Stanmore et al. (2013b) referred that in future investigations should be studied falls prevention programs that incorporate exercises specifically target to lower extremity muscle strength and challenge balance. Two systematic reviews (Gillespie et al., 2012; Sherrington et al., 2008) provided strong evidence that exercise programs can reduce fall rates in elderly, namely proprioceptive exercises. Nonetheless, the findings observed by Aleixo et al. (2017) and Silva et al. (2010) led us to conclude that more investigation is required to understand the safety and efficacy of proprioceptive exercises on rheumatoid arthritis (RA) patients. Thus, our investigation was one more important contribution to strengthen the knowledge in relation to safety and efficacy of proprioceptive exercises on RA patients.

Gait is one of the main daily activities in which falls occur and literature pointed to some gait biomechanical variables related with falls. However, few investigations assessed the gait of RA patients or post-menopausal women, leaving many questions unanswered. This investigation enabled to understand the gait changes that occur as result of the disease (i.e., through the comparison between RA postmenopausal women and healthy postmenopausal women), increasing the scarce knowledge on this issue. But more important than this, it was the first investigation that studied the effects of an individualized proprioceptive exercises program on the gait kinematic and kinetic variables of RA post-menopausal women.

Finally, it is important to highlight the kind of program developed in our investigation, i.e., an individualized exercises program. In the reviewed investigations, group exercises programs were the majority of interventions. Cairns & McVeigh (2009), in their systematic review, suggested that exercise programs should be carefully tailored to the individual. Therefore, our investigation also incorporated the assessment of a different approach in the way of developing exercise programs, which has been poorly studied.

  • Aleixo, P., Tavares, C., Vaz Patto, J., & Abrantes, J. (2017). Segurança e eficácia dos exercícios propriocetivos em doentes com artrite reumatóide (revisão sistemática). Gymnasium, 2(1). Retrieved from http://g-se.com/es/journals/gymnasium/articulos/seguranca-e-eficacia-dos-exercicios-propriocetivos-em-doentes-com-artrite-reumatoide-revisao-sistematica-2204
  • Cairns, A., & McVeigh, J. (2009). A systematic review of the effects of dynamic exercise in rheumatoid arthritis. Rheumatology International, 30(2), 147–158.
  • ESHRE-Group-Capri. (2010). Bone fractures after menopause. Human Reproduction Update, 16(6), 761–773.

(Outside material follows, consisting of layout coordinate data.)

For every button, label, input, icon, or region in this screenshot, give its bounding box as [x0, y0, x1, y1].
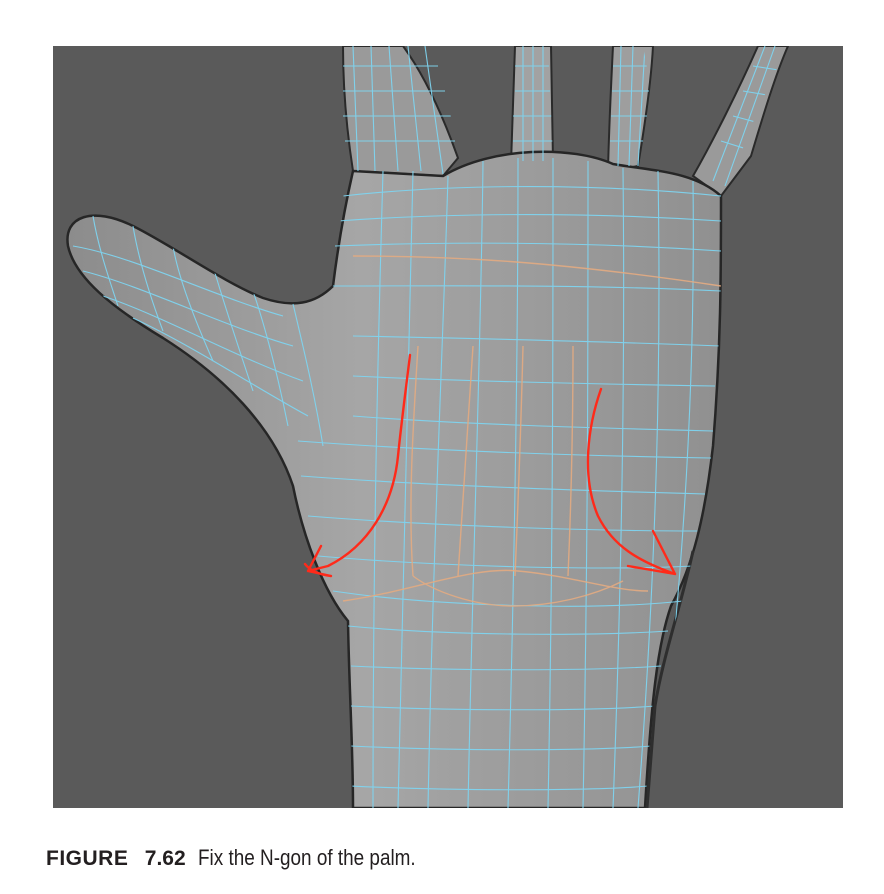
edge-loops [342, 255, 722, 607]
figure-caption: FIGURE 7.62 Fix the N-gon of the palm. [46, 838, 451, 878]
wireframe [72, 46, 786, 808]
caption-text: Fix the N-gon of the palm. [198, 845, 416, 870]
annotation-arrow-left [303, 353, 412, 578]
figure-label: FIGURE [46, 847, 129, 870]
figure-image [53, 46, 843, 808]
forearm-shadow-edge [645, 550, 695, 808]
finger-middle [509, 46, 555, 166]
figure-number: 7.62 [144, 847, 186, 870]
hand-mesh-viewport [53, 46, 843, 808]
annotation-arrow-right [586, 387, 677, 576]
annotations [303, 353, 677, 578]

  • Gillespie, L., Robertson, M., Gillespie, W., Sherrington, C., Gates, S., Clemson, L., & Lamb, S. (2012). Interventions for preventing falls in older people living in the community. Cochrane Database of Systematic Reviews, (2).
  • Sherrington, C., Whitney, J., Lord, S., Herbert, R., Cumming, R., & Close, J. (2008). Effective exercise for the prevention of falls: a systematic review and meta-analysis. Journal of the American Geriatrics Society, 56(12), 2234–2243.

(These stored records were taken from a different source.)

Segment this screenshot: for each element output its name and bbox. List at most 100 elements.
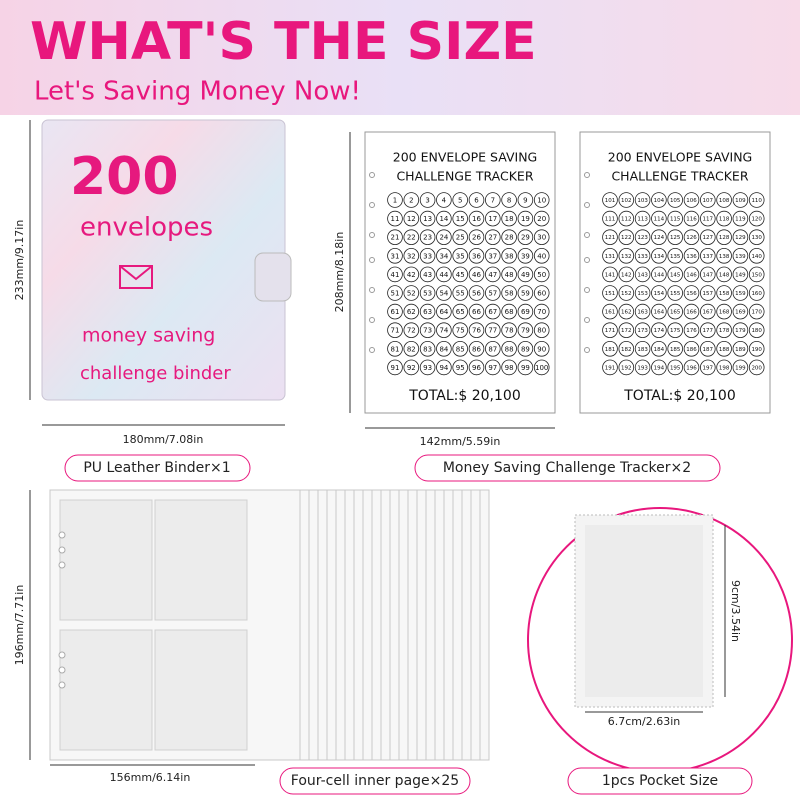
number: 95 xyxy=(456,364,465,372)
number: 190 xyxy=(751,347,762,353)
number: 34 xyxy=(439,252,448,260)
number: 187 xyxy=(703,347,714,353)
number: 15 xyxy=(456,215,465,223)
number-circle xyxy=(634,210,651,227)
number: 43 xyxy=(423,271,432,279)
punch-hole xyxy=(369,257,375,263)
number-circle xyxy=(452,192,469,208)
number: 87 xyxy=(488,345,497,353)
number-circle xyxy=(634,359,651,376)
number-circle xyxy=(667,303,683,320)
number: 131 xyxy=(605,254,616,260)
banner xyxy=(0,0,800,115)
number: 163 xyxy=(637,310,648,316)
number: 125 xyxy=(670,235,681,241)
number-circle xyxy=(452,322,469,339)
number: 46 xyxy=(472,271,481,279)
number: 47 xyxy=(488,271,497,279)
number: 59 xyxy=(521,290,530,298)
number: 68 xyxy=(505,308,514,316)
number-circle xyxy=(387,229,403,246)
number: 39 xyxy=(521,252,530,260)
number: 184 xyxy=(654,347,665,353)
number-circle xyxy=(533,359,550,376)
inner-height: 196mm/7.71in xyxy=(13,585,26,666)
number-circle xyxy=(468,285,485,301)
number: 30 xyxy=(537,234,546,242)
number: 69 xyxy=(521,308,530,316)
inner-label: Four-cell inner page×25 xyxy=(291,773,459,789)
number-circle xyxy=(634,266,651,283)
number: 83 xyxy=(423,345,432,353)
number-circle xyxy=(699,359,716,376)
number-circle xyxy=(403,303,420,320)
number: 70 xyxy=(537,308,546,316)
number: 26 xyxy=(472,234,481,242)
number-circle xyxy=(748,322,765,339)
number-circle xyxy=(419,285,436,301)
number-circle xyxy=(602,248,618,264)
number-circle xyxy=(419,340,436,357)
number-circle xyxy=(533,322,550,339)
tracker-heading: 200 ENVELOPE SAVING xyxy=(393,150,538,165)
number-circle xyxy=(387,192,403,208)
number: 167 xyxy=(703,310,714,316)
number: 144 xyxy=(654,272,665,278)
number: 112 xyxy=(621,217,632,223)
number-circle xyxy=(651,285,667,301)
number-circle xyxy=(651,322,667,339)
number: 150 xyxy=(751,272,762,278)
tracker-width: 142mm/5.59in xyxy=(420,435,501,448)
punch-hole xyxy=(369,202,375,208)
number: 23 xyxy=(423,234,432,242)
tracker-total: TOTAL:$ 20,100 xyxy=(623,388,735,404)
number: 158 xyxy=(719,291,730,297)
subtitle: Let's Saving Money Now! xyxy=(34,77,361,107)
number: 159 xyxy=(735,291,746,297)
number: 110 xyxy=(751,198,762,204)
number: 178 xyxy=(719,328,730,334)
number: 107 xyxy=(703,198,714,204)
number-circle xyxy=(651,248,667,264)
number-circle xyxy=(468,192,485,208)
number-circle xyxy=(667,229,683,246)
number: 31 xyxy=(391,252,400,260)
number-circle xyxy=(533,229,550,246)
number: 181 xyxy=(605,347,616,353)
number-circle xyxy=(651,210,667,227)
number: 164 xyxy=(654,310,665,316)
number: 105 xyxy=(670,198,681,204)
number-circle xyxy=(634,303,651,320)
number-circle xyxy=(667,266,683,283)
number: 198 xyxy=(719,365,730,371)
number-circle xyxy=(403,359,420,376)
number: 130 xyxy=(751,235,762,241)
number-circle xyxy=(533,210,550,227)
number: 175 xyxy=(670,328,681,334)
number: 104 xyxy=(654,198,665,204)
punch-hole xyxy=(584,202,590,208)
number: 81 xyxy=(391,345,400,353)
number-circle xyxy=(716,192,732,208)
number: 77 xyxy=(488,327,497,335)
number: 176 xyxy=(686,328,697,334)
number: 72 xyxy=(407,327,416,335)
number-circle xyxy=(602,210,618,227)
number-circle xyxy=(634,340,651,357)
number-circle xyxy=(468,210,485,227)
punch-hole xyxy=(58,561,66,569)
number: 57 xyxy=(488,290,497,298)
punch-hole xyxy=(58,681,66,689)
number: 33 xyxy=(423,252,432,260)
number-circle xyxy=(683,359,700,376)
tracker-heading: 200 ENVELOPE SAVING xyxy=(608,150,753,165)
number: 79 xyxy=(521,327,530,335)
number: 139 xyxy=(735,254,746,260)
number-circle xyxy=(517,322,534,339)
number: 124 xyxy=(654,235,665,241)
number-circle xyxy=(618,248,635,264)
number-circle xyxy=(683,266,700,283)
number: 101 xyxy=(605,198,616,204)
number: 27 xyxy=(488,234,497,242)
number: 153 xyxy=(637,291,648,297)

  • Silva, N., Moto, A., Almeida, G., Atallah, A., Peccin, M., & Trevisani, V. (2010). Balance training (proprioceptive training) for patients with rheumatoid arthritis. Cochrane Database of Systematic Reviews, 12(5).
  • Stanmore, E. K., Oldham, J., Skelton, D. a., O’Neill, T., Pilling, M., Campbell, a. J., & Todd, C. (2013). Risk factors for falls in adults with rheumatoid arthritis: a prospective study. Arthritis Care & Research, 65(8), 1251–1258.